The plasma concentrations of albumin, HDL apolipoprotein A1 (apoA1), retinol-binding protein (RBP), transthyretin (TTR), haptoglobulin, and fibrinogen were measured, and a stable isotope infusion protocol was used to determine the fractional and absolute synthesis rates of RBP, TTR, and fibrinogen in 12 young adults on three occasions during a reduction of their habitual protein intake from 1.13 to 0.75 g x kg(-1) x day(-1) for 10 days. This study was performed to determine whether healthy adults could maintain the rates of synthesis of selected nutrient transport and positive acute-phase proteins when consuming a protein intake of 0.75 g x kg(-1) x day(-1). During the lower protein intake, the plasma concentration of all the proteins, other than HDL-apoA1, remained unchanged. HDL-apoA1 concentration was significantly reduced (P < 0.05) after 3 days of the lower protein intake, but not at 10 days. The rates of synthesis of RBP and TTR declined significantly (P < 0.05), whereas the rate of synthesis of fibrinogen remained unchanged. The results indicate that, when normal adults consume the recommended safe level of protein, 0.75 g x kg(-1) x day(-1), there is a slower rate of turnover of nutrient transport proteins than on their habitual diet. Hence, healthy individuals consuming this amount of protein may be less able to mount an adequate metabolic response to a stressful stimulus.

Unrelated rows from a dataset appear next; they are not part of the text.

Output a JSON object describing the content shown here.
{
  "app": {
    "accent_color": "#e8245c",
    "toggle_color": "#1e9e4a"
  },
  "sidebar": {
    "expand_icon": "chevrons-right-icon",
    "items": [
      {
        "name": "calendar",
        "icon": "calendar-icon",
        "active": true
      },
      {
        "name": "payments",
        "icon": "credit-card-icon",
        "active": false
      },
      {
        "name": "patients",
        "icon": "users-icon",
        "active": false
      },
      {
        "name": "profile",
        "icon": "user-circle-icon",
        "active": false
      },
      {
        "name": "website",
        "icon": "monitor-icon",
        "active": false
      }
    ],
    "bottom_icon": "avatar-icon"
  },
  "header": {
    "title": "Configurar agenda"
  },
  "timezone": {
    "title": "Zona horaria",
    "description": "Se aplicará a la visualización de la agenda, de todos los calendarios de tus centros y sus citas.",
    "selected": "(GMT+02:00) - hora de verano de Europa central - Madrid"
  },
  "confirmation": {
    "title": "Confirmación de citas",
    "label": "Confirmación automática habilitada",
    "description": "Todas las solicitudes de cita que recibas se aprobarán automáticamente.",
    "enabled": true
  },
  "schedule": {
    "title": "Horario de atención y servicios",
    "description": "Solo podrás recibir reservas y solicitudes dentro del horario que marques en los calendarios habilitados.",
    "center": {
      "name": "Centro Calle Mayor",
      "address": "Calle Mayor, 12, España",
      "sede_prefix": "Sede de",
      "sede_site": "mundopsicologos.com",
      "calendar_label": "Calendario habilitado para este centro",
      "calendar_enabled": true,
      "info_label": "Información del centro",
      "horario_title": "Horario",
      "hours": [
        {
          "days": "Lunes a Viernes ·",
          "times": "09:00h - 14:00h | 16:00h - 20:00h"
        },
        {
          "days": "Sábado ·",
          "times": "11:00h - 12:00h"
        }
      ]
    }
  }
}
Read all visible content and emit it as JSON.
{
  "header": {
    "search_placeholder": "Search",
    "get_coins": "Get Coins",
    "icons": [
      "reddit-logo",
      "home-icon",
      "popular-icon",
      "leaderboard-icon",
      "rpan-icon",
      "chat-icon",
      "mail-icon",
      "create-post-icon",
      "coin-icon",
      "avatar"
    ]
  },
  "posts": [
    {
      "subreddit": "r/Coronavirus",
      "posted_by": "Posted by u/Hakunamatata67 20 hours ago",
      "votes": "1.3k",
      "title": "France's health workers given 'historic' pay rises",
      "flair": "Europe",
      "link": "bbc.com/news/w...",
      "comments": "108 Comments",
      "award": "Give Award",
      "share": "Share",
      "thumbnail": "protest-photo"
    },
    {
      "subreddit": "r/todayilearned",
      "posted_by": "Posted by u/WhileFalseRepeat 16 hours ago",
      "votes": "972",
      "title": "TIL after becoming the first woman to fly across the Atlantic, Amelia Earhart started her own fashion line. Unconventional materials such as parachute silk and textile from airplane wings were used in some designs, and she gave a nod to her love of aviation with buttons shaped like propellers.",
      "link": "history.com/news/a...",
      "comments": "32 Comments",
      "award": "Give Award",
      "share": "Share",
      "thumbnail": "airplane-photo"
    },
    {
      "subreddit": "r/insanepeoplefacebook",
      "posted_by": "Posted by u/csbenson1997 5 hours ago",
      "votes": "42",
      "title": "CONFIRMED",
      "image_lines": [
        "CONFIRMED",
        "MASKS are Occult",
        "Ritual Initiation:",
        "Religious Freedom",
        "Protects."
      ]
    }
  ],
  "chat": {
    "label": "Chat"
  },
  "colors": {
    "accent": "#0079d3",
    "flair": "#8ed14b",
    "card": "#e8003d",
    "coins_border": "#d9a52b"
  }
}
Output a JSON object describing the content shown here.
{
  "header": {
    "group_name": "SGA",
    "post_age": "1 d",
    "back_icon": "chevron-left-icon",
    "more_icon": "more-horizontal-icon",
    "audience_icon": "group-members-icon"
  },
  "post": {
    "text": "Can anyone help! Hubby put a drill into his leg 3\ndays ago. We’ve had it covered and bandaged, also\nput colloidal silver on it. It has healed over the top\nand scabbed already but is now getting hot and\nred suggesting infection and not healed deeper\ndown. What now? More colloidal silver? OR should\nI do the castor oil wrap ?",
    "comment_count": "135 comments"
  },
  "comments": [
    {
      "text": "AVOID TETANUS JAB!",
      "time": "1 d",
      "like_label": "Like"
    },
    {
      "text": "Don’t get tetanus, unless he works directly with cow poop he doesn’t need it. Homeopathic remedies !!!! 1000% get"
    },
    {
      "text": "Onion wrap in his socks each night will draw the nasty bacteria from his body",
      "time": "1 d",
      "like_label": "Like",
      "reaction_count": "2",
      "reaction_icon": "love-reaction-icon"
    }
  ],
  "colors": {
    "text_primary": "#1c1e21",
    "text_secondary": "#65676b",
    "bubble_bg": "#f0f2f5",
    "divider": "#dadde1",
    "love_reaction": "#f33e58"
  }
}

Synthesis of erythrocyte glutathione in healthy adults consuming the safe amount of dietary protein

BACKGROUND

The finding that plasma glutathione turnover decreases as dietary protein intake decreases suggests that the safe amount of dietary protein, although sufficient for maintenance of nitrogen balance, may be insufficient for maintenance of cellular glutathione.

OBJECTIVE

Our objective was to determine the effect of the safe protein intake on the erythrocyte glutathione synthesis rate and its relation with urinary 5-L-oxoproline excretion.

DESIGN

Erythrocyte glutathione synthesis and urinary 5-L-oxoproline excretion were measured in young adults (6 men and 6 women) by using an infusion of [(13)C(2)]glycine on 3 occasions: initially during the subjects' habitual protein intake (1.13 g.kg(-1).d(-1)) and on days 3 and 10 of consumption of a diet providing the safe protein intake (0.75 g.kg(-1).d(-1)).

RESULTS

Compared with baseline values, the fractional synthesis rate of erythrocyte glutathione was significantly lower (P < 0.05) on days 3 and 10 of the diet with the safe protein intake. Urinary 5-L-oxoproline excretion increased significantly (P < 0.05) above baseline by the third day of the diet with the safe protein intake and remained elevated. Erythrocyte glutathione concentrations and absolute synthesis rates decreased by day 3 but recovered to baseline values by day 10. Erythrocyte concentrations of cysteine, methionine, and serine remained unchanged, whereas erythrocyte concentrations of glycine, glutamic acid, and glutamine increased significantly by day 10.

CONCLUSION

During adaptation to the safe amount of dietary protein, there are changes in the concentration and kinetics of erythrocyte glutathione that suggest a reduced antioxidant capacity and possible increased susceptibility to oxidant stress.